Она улыбалась, она краснела, возможно, она даже стала такой же красной, как ее платье. Его ошарашивающее и даже вызывающее упорство льстило ей тем, что было направлено на нее.

Что это значит? Или он говорит всерьез? Она не могла понять, потому что ее и без того сбивавшиеся мысли теперь окончательно перепутались. Он привез ее сюда, чтобы уговорить принять предложенное место в фирме. Теперь же оказывалось, что она может стать его женой. Эта мысль стремительно пронеслась в ее голове, но испарилась еще до того, как приняла какие-то конкретные очертания. Он уничтожил их протяжным поцелуем, более нежным, чем предыдущие, а затем вышел из машины и обошел ее с другой стороны, явно довольный ее оцепенением.

– Осторожно. Я предупреждал тебя, что не люблю топтаться на месте… – пошутил он уже в машине, садясь рядом с ней за руль, отделанный полированным красным деревом.

– Ты даже не знаешь меня, – осторожно напомнила Тори.

Улыбаясь, он вставил ключ в замок зажигания и по» вернул его.

– О, нет.
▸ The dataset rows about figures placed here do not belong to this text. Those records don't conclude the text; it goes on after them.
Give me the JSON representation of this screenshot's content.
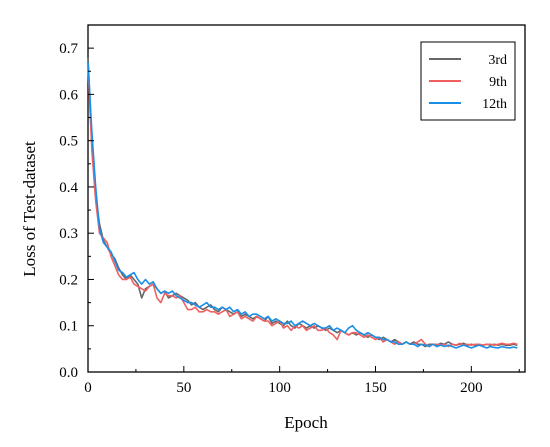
{
  "chart_data": {
    "type": "line",
    "xlabel": "Epoch",
    "ylabel": "Loss of Test-dataset",
    "xlim": [
      0,
      228
    ],
    "ylim": [
      0.0,
      0.75
    ],
    "xticks": [
      0,
      50,
      100,
      150,
      200
    ],
    "yticks": [
      0.0,
      0.1,
      0.2,
      0.3,
      0.4,
      0.5,
      0.6,
      0.7
    ],
    "ytick_labels": [
      "0.0",
      "0.1",
      "0.2",
      "0.3",
      "0.4",
      "0.5",
      "0.6",
      "0.7"
    ],
    "grid": false,
    "legend_position": "top-right",
    "x": [
      0,
      2,
      4,
      6,
      8,
      10,
      12,
      14,
      16,
      18,
      20,
      22,
      24,
      26,
      28,
      30,
      32,
      34,
      36,
      38,
      40,
      42,
      44,
      46,
      48,
      50,
      52,
      54,
      56,
      58,
      60,
      62,
      64,
      66,
      68,
      70,
      72,
      74,
      76,
      78,
      80,
      82,
      84,
      86,
      88,
      90,
      92,
      94,
      96,
      98,
      100,
      102,
      104,
      106,
      108,
      110,
      112,
      114,
      116,
      118,
      120,
      122,
      124,
      126,
      128,
      130,
      132,
      134,
      136,
      138,
      140,
      142,
      144,
      146,
      148,
      150,
      152,
      154,
      156,
      158,
      160,
      162,
      164,
      166,
      168,
      170,
      172,
      174,
      176,
      178,
      180,
      182,
      184,
      186,
      188,
      190,
      192,
      194,
      196,
      198,
      200,
      202,
      204,
      206,
      208,
      210,
      212,
      214,
      216,
      218,
      220,
      222,
      224
    ],
    "series": [
      {
        "name": "3rd",
        "color": "#666666",
        "values": [
          0.68,
          0.5,
          0.38,
          0.32,
          0.285,
          0.27,
          0.255,
          0.245,
          0.225,
          0.21,
          0.2,
          0.21,
          0.2,
          0.19,
          0.16,
          0.18,
          0.185,
          0.19,
          0.18,
          0.17,
          0.175,
          0.16,
          0.165,
          0.17,
          0.165,
          0.16,
          0.155,
          0.145,
          0.15,
          0.14,
          0.135,
          0.14,
          0.145,
          0.135,
          0.13,
          0.14,
          0.135,
          0.13,
          0.125,
          0.13,
          0.12,
          0.125,
          0.12,
          0.115,
          0.12,
          0.115,
          0.11,
          0.12,
          0.105,
          0.11,
          0.105,
          0.1,
          0.11,
          0.1,
          0.095,
          0.105,
          0.1,
          0.095,
          0.1,
          0.095,
          0.1,
          0.095,
          0.09,
          0.095,
          0.09,
          0.085,
          0.09,
          0.085,
          0.08,
          0.085,
          0.08,
          0.085,
          0.08,
          0.075,
          0.08,
          0.075,
          0.07,
          0.075,
          0.07,
          0.065,
          0.07,
          0.065,
          0.06,
          0.065,
          0.06,
          0.065,
          0.06,
          0.06,
          0.055,
          0.06,
          0.06,
          0.058,
          0.062,
          0.06,
          0.065,
          0.06,
          0.058,
          0.06,
          0.062,
          0.058,
          0.06,
          0.058,
          0.06,
          0.058,
          0.06,
          0.058,
          0.06,
          0.058,
          0.06,
          0.058,
          0.058,
          0.06,
          0.058
        ]
      },
      {
        "name": "9th",
        "color": "#f06060",
        "values": [
          0.66,
          0.48,
          0.37,
          0.3,
          0.29,
          0.28,
          0.25,
          0.23,
          0.21,
          0.2,
          0.2,
          0.205,
          0.19,
          0.185,
          0.18,
          0.175,
          0.185,
          0.19,
          0.16,
          0.15,
          0.17,
          0.165,
          0.165,
          0.16,
          0.165,
          0.15,
          0.135,
          0.135,
          0.14,
          0.13,
          0.13,
          0.135,
          0.13,
          0.13,
          0.125,
          0.13,
          0.135,
          0.12,
          0.125,
          0.13,
          0.115,
          0.12,
          0.115,
          0.11,
          0.12,
          0.115,
          0.11,
          0.11,
          0.1,
          0.105,
          0.11,
          0.095,
          0.1,
          0.09,
          0.1,
          0.095,
          0.1,
          0.09,
          0.095,
          0.1,
          0.09,
          0.09,
          0.095,
          0.085,
          0.08,
          0.07,
          0.09,
          0.085,
          0.08,
          0.085,
          0.085,
          0.08,
          0.075,
          0.08,
          0.075,
          0.07,
          0.075,
          0.065,
          0.07,
          0.065,
          0.06,
          0.065,
          0.06,
          0.065,
          0.06,
          0.06,
          0.065,
          0.07,
          0.06,
          0.055,
          0.06,
          0.06,
          0.058,
          0.06,
          0.055,
          0.06,
          0.058,
          0.062,
          0.058,
          0.06,
          0.058,
          0.06,
          0.06,
          0.058,
          0.06,
          0.06,
          0.058,
          0.06,
          0.062,
          0.06,
          0.06,
          0.062,
          0.06
        ]
      },
      {
        "name": "12th",
        "color": "#1a8fe8",
        "values": [
          0.67,
          0.52,
          0.4,
          0.31,
          0.28,
          0.27,
          0.26,
          0.24,
          0.22,
          0.215,
          0.205,
          0.21,
          0.215,
          0.2,
          0.19,
          0.2,
          0.19,
          0.195,
          0.18,
          0.17,
          0.175,
          0.17,
          0.175,
          0.165,
          0.16,
          0.155,
          0.15,
          0.15,
          0.145,
          0.14,
          0.145,
          0.15,
          0.14,
          0.14,
          0.135,
          0.14,
          0.135,
          0.14,
          0.13,
          0.135,
          0.125,
          0.13,
          0.12,
          0.125,
          0.125,
          0.12,
          0.115,
          0.12,
          0.11,
          0.115,
          0.11,
          0.105,
          0.105,
          0.11,
          0.1,
          0.105,
          0.11,
          0.105,
          0.1,
          0.105,
          0.1,
          0.095,
          0.095,
          0.1,
          0.09,
          0.095,
          0.09,
          0.085,
          0.095,
          0.1,
          0.09,
          0.085,
          0.08,
          0.085,
          0.08,
          0.075,
          0.075,
          0.07,
          0.07,
          0.065,
          0.065,
          0.06,
          0.06,
          0.065,
          0.06,
          0.06,
          0.055,
          0.06,
          0.058,
          0.055,
          0.06,
          0.055,
          0.058,
          0.055,
          0.058,
          0.055,
          0.052,
          0.055,
          0.058,
          0.055,
          0.052,
          0.055,
          0.058,
          0.055,
          0.052,
          0.055,
          0.053,
          0.052,
          0.055,
          0.053,
          0.052,
          0.054,
          0.052
        ]
      }
    ]
  }
}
Знаю, – сказал он самоуверенно.

Они раскачивались из стороны в сторону, с трудом удерживая равновесие, пока четырехдверная «Фасел Вега», проехав по незаконченному громадному, покрытому гравием участку знаменитого певца кантри, не выбралась на одну из многочисленных дорог.

Вдруг Тори подумала о Тревисе. Сердце бухнуло в груди, как колокол, и все только что пережитое отошло на второй план. Они проехали уже несколько кварталов по направлению к недавно законченному дому Ричарда на холме, одному из первых, возведенных в дорогих «поместьях Беннеттона».